Student attendance at the forum was low. The only student representation for the first 30 minutes was Khouri Lassiter, the Director of Diversity and Inclusion for Towson’s Student Government Association. Junior Myles Hamilton attributes this to the short amount of time between the email notifying students of the second forum and the forum itself.

“A lot of people aren’t going to show up,” he said. “I can see a week, maybe two weeks, and then sending out emails saying that we’re having this forum instead of one email. It sounds like they wanted to keep it on the low.”

Senior Devin Githara-Pipkin was unaware the forum took place and feels that the University is not fully considering the students’ frustrations.

“They don’t care,” he said. “Which is cool, it’s a big university, they’re not supposed to. I get it, it’s a university and they care about the money.”

TU has an enrollment of over 22,000 students and plans to increase that enrollment next year. However, Lassiter says that most garages fill up quickly in the mornings.

“If you drive to [Towsontown Garage] at around 9:00 [a.m.], you’re going to be driving around that thing forever,” she said. “It’s bumper to bumper, people are driving fast trying to get to a spot before somebody else gets it. It’s unbelievable.”

The University offers alternatives to parking on campus, such as the TUTigerRide shuttle service, and freshman Nick Boboshko has found the service to be reliable.

“The app kind of gives you a pretty good indication,” he said. “Most of the time I wouldn’t say it’s too long of a wait. I think everything is fairly smooth. It gets me where I need to go.”

While these alternatives do exist, Connor explained that one bad experience with the shuttle or with parking further away, can permanently affect how a student feels.

“Maybe I did try Lot 24 and maybe the shuttle didn’t show up,” he said. “All you need is one of those experiences and you may never ride the shuttle again.”

One of the suggestions Connor mentioned during the forum was the possibility of changing the pricing of parking to reflect the convenience of the location. Spaces in garages would become more  expensive while spaces in open lots, such as Lots 13 and 14, would be more affordable.

“My philosophy as a consultant when you have a finite resource and infinite demand, is to try and manage it equitably,” Connor said. “The analogy I used is comparing sitting behind home plate and in the bleachers. Everybody is going to the ballgame but your level of expectation is based on your ability to afford.”

A commuter parking pass for the entire 2019-2020 academic year cost $370, a price that Hamilton believes is already too high when a parking spot isn’t a guarantee.

“It’s terrible and they fill up so fast,” he said. “And then they charge these ridiculous prices to park and then it’s a parking spot that’s not even guaranteed. I pay for both semesters and I usually have to park at the stadium because by the time I get here, all the garages are full. I do understand that we have a lot of people so there’s not always gonna be parking, but if there’s not gonna be parking all the time, why would you charge [$370] for a parking pass that students may or may not use.”

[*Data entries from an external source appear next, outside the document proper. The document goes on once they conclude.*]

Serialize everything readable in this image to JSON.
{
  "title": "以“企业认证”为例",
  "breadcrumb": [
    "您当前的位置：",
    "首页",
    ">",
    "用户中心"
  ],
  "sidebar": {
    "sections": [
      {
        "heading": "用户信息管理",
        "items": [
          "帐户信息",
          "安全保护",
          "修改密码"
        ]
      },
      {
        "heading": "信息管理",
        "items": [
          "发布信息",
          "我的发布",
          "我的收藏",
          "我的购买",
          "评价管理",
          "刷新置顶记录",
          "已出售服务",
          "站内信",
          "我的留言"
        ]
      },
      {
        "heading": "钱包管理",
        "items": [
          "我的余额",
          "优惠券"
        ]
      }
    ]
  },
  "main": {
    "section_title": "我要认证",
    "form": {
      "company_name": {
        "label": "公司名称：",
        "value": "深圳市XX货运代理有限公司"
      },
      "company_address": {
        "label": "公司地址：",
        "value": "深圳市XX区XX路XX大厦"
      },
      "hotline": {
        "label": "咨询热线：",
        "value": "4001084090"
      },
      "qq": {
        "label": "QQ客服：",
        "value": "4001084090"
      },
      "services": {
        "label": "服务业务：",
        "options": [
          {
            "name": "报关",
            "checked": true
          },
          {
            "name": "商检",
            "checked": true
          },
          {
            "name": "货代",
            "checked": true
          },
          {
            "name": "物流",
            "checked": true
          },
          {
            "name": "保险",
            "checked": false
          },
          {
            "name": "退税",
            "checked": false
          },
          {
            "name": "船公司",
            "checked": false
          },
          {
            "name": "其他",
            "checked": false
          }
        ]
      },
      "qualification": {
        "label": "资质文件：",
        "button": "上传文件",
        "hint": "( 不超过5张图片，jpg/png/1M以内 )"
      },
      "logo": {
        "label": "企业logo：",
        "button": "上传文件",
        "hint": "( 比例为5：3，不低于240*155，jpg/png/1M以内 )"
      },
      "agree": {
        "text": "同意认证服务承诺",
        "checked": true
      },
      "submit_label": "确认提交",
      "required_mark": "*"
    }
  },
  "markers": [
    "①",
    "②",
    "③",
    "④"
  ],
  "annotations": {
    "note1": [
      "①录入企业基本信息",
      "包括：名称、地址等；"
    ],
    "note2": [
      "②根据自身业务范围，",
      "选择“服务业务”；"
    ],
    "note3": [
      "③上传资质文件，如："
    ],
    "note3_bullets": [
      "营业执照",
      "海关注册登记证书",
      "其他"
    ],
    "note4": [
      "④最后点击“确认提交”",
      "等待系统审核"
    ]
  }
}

Another idea Connor proposed was training and hiring students to be shuttle drivers in order to get more shuttle buses on the road. 

“If the shuttle can’t go faster through busy streets, the solution could be to have more shuttle buses out there,” Connor said.

The University of Maryland in College Park offers students the opportunity to become shuttle drivers.

“The experience at other institutions, it’s certainly not a full-time job,” Connor said. “This would be eight hours, 10 hours maybe. It’s part-time student labor.”

Connor said the key to solving any parking problems is improving the shuttle system for students that can’t find a convenient parking space.

“We have to work to make sure the shuttle meets the needs,” he said. “Having extra shuttles during peak shifts that may sit during the quiet parts of the day. This is a very walkable campus, but shuttles need to be provided and that’s the key.”

In terms of possible solutions, Githara-Pipkin would like to see assigned parking so students have a better idea of what parking will be like when they arrive. He suggested assigned parking spots for time slots for different classes.

“This is a problem that needs to be fixed,” he said.